# bearded dragon jumping at basking lamp



## mooshu (Mar 24, 2010)

as the title says! My beardie jumps at his basking lamp!? He cant grab it just hit it!? Hes broken too bulbs (just stopped them working not broken the glass thankfully)

Hes not hurt i just want to know if anyone else has experianced this? or i anyone knows how i can make him stop? he also scrapes at the glass front? but as i understand thats because they dont understand glass!?


----------



## jools (Apr 4, 2009)

Beardies can do daft things! It might be an idea to invest in a bulb guard


----------



## TheOne23 (Dec 1, 2007)

Mine used to do that and launch himself in to the UV tube too. Yeah they do silly things from time to time.
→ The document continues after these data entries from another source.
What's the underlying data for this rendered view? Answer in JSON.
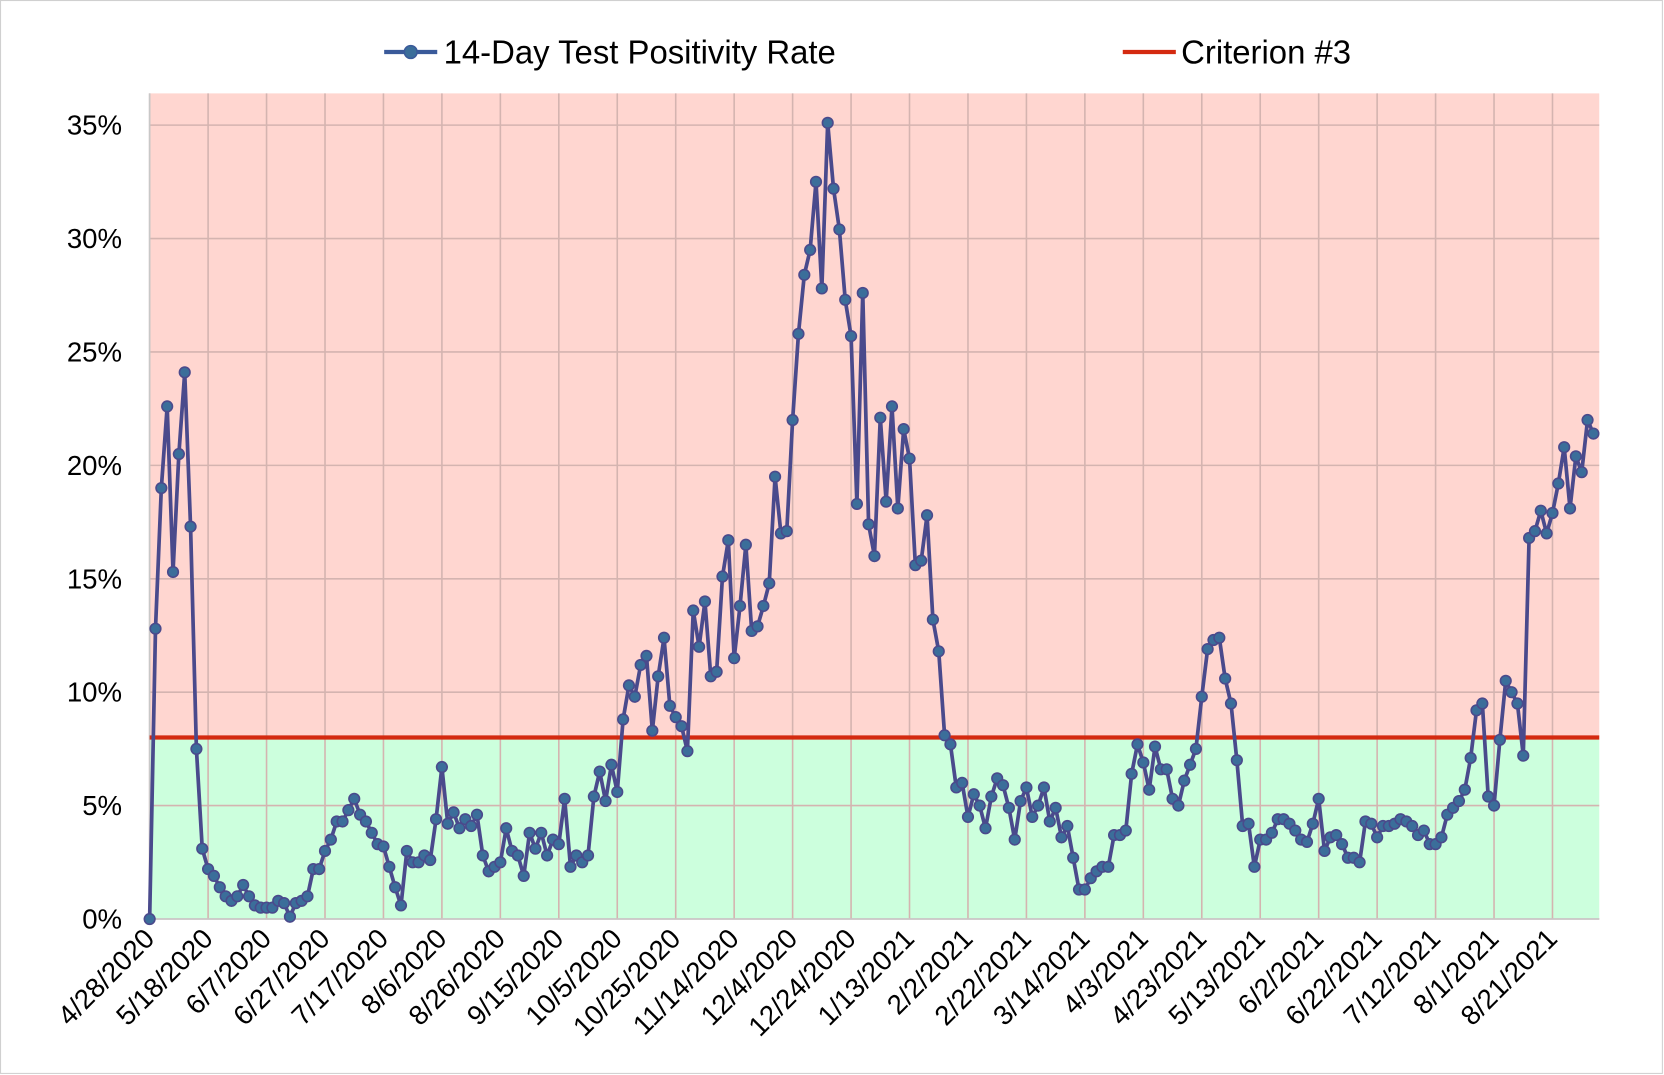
{
  "chart_data": {
    "type": "line",
    "categories": [
      "4/28/2020",
      null,
      null,
      null,
      null,
      null,
      null,
      null,
      null,
      null,
      "5/18/2020",
      null,
      null,
      null,
      null,
      null,
      null,
      null,
      null,
      null,
      "6/7/2020",
      null,
      null,
      null,
      null,
      null,
      null,
      null,
      null,
      null,
      "6/27/2020",
      null,
      null,
      null,
      null,
      null,
      null,
      null,
      null,
      null,
      "7/17/2020",
      null,
      null,
      null,
      null,
      null,
      null,
      null,
      null,
      null,
      "8/6/2020",
      null,
      null,
      null,
      null,
      null,
      null,
      null,
      null,
      null,
      "8/26/2020",
      null,
      null,
      null,
      null,
      null,
      null,
      null,
      null,
      null,
      "9/15/2020",
      null,
      null,
      null,
      null,
      null,
      null,
      null,
      null,
      null,
      "10/5/2020",
      null,
      null,
      null,
      null,
      null,
      null,
      null,
      null,
      null,
      "10/25/2020",
      null,
      null,
      null,
      null,
      null,
      null,
      null,
      null,
      null,
      "11/14/2020",
      null,
      null,
      null,
      null,
      null,
      null,
      null,
      null,
      null,
      "12/4/2020",
      null,
      null,
      null,
      null,
      null,
      null,
      null,
      null,
      null,
      "12/24/2020",
      null,
      null,
      null,
      null,
      null,
      null,
      null,
      null,
      null,
      "1/13/2021",
      null,
      null,
      null,
      null,
      null,
      null,
      null,
      null,
      null,
      "2/2/2021",
      null,
      null,
      null,
      null,
      null,
      null,
      null,
      null,
      null,
      "2/22/2021",
      null,
      null,
      null,
      null,
      null,
      null,
      null,
      null,
      null,
      "3/14/2021",
      null,
      null,
      null,
      null,
      null,
      null,
      null,
      null,
      null,
      "4/3/2021",
      null,
      null,
      null,
      null,
      null,
      null,
      null,
      null,
      null,
      "4/23/2021",
      null,
      null,
      null,
      null,
      null,
      null,
      null,
      null,
      null,
      "5/13/2021",
      null,
      null,
      null,
      null,
      null,
      null,
      null,
      null,
      null,
      "6/2/2021",
      null,
      null,
      null,
      null,
      null,
      null,
      null,
      null,
      null,
      "6/22/2021",
      null,
      null,
      null,
      null,
      null,
      null,
      null,
      null,
      null,
      "7/12/2021",
      null,
      null,
      null,
      null,
      null,
      null,
      null,
      null,
      null,
      "8/1/2021",
      null,
      null,
      null,
      null,
      null,
      null,
      null,
      null,
      null,
      "8/21/2021",
      null,
      null,
      null,
      null,
      null,
      null,
      null
    ],
    "series": [
      {
        "name": "14-Day Test Positivity Rate",
        "color": "#4a4a8c",
        "marker_color": "#3b6e9a",
        "values": [
          0,
          12.8,
          19,
          22.6,
          15.3,
          20.5,
          24.1,
          17.3,
          7.5,
          3.1,
          2.2,
          1.9,
          1.4,
          1.0,
          0.8,
          1.0,
          1.5,
          1.0,
          0.6,
          0.5,
          0.5,
          0.5,
          0.8,
          0.7,
          0.1,
          0.7,
          0.8,
          1.0,
          2.2,
          2.2,
          3.0,
          3.5,
          4.3,
          4.3,
          4.8,
          5.3,
          4.6,
          4.3,
          3.8,
          3.3,
          3.2,
          2.3,
          1.4,
          0.6,
          3.0,
          2.5,
          2.5,
          2.8,
          2.6,
          4.4,
          6.7,
          4.2,
          4.7,
          4.0,
          4.4,
          4.1,
          4.6,
          2.8,
          2.1,
          2.3,
          2.5,
          4.0,
          3.0,
          2.8,
          1.9,
          3.8,
          3.1,
          3.8,
          2.8,
          3.5,
          3.3,
          5.3,
          2.3,
          2.8,
          2.5,
          2.8,
          5.4,
          6.5,
          5.2,
          6.8,
          5.6,
          8.8,
          10.3,
          9.8,
          11.2,
          11.6,
          8.3,
          10.7,
          12.4,
          9.4,
          8.9,
          8.5,
          7.4,
          13.6,
          12.0,
          14.0,
          10.7,
          10.9,
          15.1,
          16.7,
          11.5,
          13.8,
          16.5,
          12.7,
          12.9,
          13.8,
          14.8,
          19.5,
          17.0,
          17.1,
          22.0,
          25.8,
          28.4,
          29.5,
          32.5,
          27.8,
          35.1,
          32.2,
          30.4,
          27.3,
          25.7,
          18.3,
          27.6,
          17.4,
          16.0,
          22.1,
          18.4,
          22.6,
          18.1,
          21.6,
          20.3,
          15.6,
          15.8,
          17.8,
          13.2,
          11.8,
          8.1,
          7.7,
          5.8,
          6.0,
          4.5,
          5.5,
          5.0,
          4.0,
          5.4,
          6.2,
          5.9,
          4.9,
          3.5,
          5.2,
          5.8,
          4.5,
          5.0,
          5.8,
          4.3,
          4.9,
          3.6,
          4.1,
          2.7,
          1.3,
          1.3,
          1.8,
          2.1,
          2.3,
          2.3,
          3.7,
          3.7,
          3.9,
          6.4,
          7.7,
          6.9,
          5.7,
          7.6,
          6.6,
          6.6,
          5.3,
          5.0,
          6.1,
          6.8,
          7.5,
          9.8,
          11.9,
          12.3,
          12.4,
          10.6,
          9.5,
          7.0,
          4.1,
          4.2,
          2.3,
          3.5,
          3.5,
          3.8,
          4.4,
          4.4,
          4.2,
          3.9,
          3.5,
          3.4,
          4.2,
          5.3,
          3.0,
          3.6,
          3.7,
          3.3,
          2.7,
          2.7,
          2.5,
          4.3,
          4.2,
          3.6,
          4.1,
          4.1,
          4.2,
          4.4,
          4.3,
          4.1,
          3.7,
          3.9,
          3.3,
          3.3,
          3.6,
          4.6,
          4.9,
          5.2,
          5.7,
          7.1,
          9.2,
          9.5,
          5.4,
          5.0,
          7.9,
          10.5,
          10.0,
          9.5,
          7.2,
          16.8,
          17.1,
          18.0,
          17.0,
          17.9,
          19.2,
          20.8,
          18.1,
          20.4,
          19.7,
          22.0,
          21.4
        ]
      }
    ],
    "reference_line": {
      "name": "Criterion #3",
      "color": "#d42a10",
      "value": 8
    },
    "above_color": "#ffd6d0",
    "below_color": "#ccffdd",
    "ylim": [
      0,
      36.4
    ],
    "yticks": [
      {
        "value": 0,
        "label": "0%"
      },
      {
        "value": 5,
        "label": "5%"
      },
      {
        "value": 10,
        "label": "10%"
      },
      {
        "value": 15,
        "label": "15%"
      },
      {
        "value": 20,
        "label": "20%"
      },
      {
        "value": 25,
        "label": "25%"
      },
      {
        "value": 30,
        "label": "30%"
      },
      {
        "value": 35,
        "label": "35%"
      }
    ],
    "grid": true,
    "legend": "top"
  }
}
My guess is they think it might be something to climb on and like a stump or a rock.


----------



## mooshu (Mar 24, 2010)

cheers ita nice to heard that its not just mine thats a little strange! lol I was thinking about a guard but wont the guard get hot and be easier for him to grab!? I figured that he cant grab the bulb and hold onto it so he wont burn but he could hold onto the guard and then he could burn!? correct me if im wrong please if itl make him safer then il order one today!


----------



## xNatashax (Nov 20, 2009)

how often do you get him out as they some times scatch the glass as they want to get out and have a run around or some thing.


----------



## janeann10uk (May 27, 2009)

mine launch themselves at the uv - i think it may be the reflector They scratch at it for ages !! Beardies are just mental :lol2:


----------



## Catfud (Mar 2, 2010)

I've seen quite a few beardies jump up and hang off their bulb guards, funny little things


----------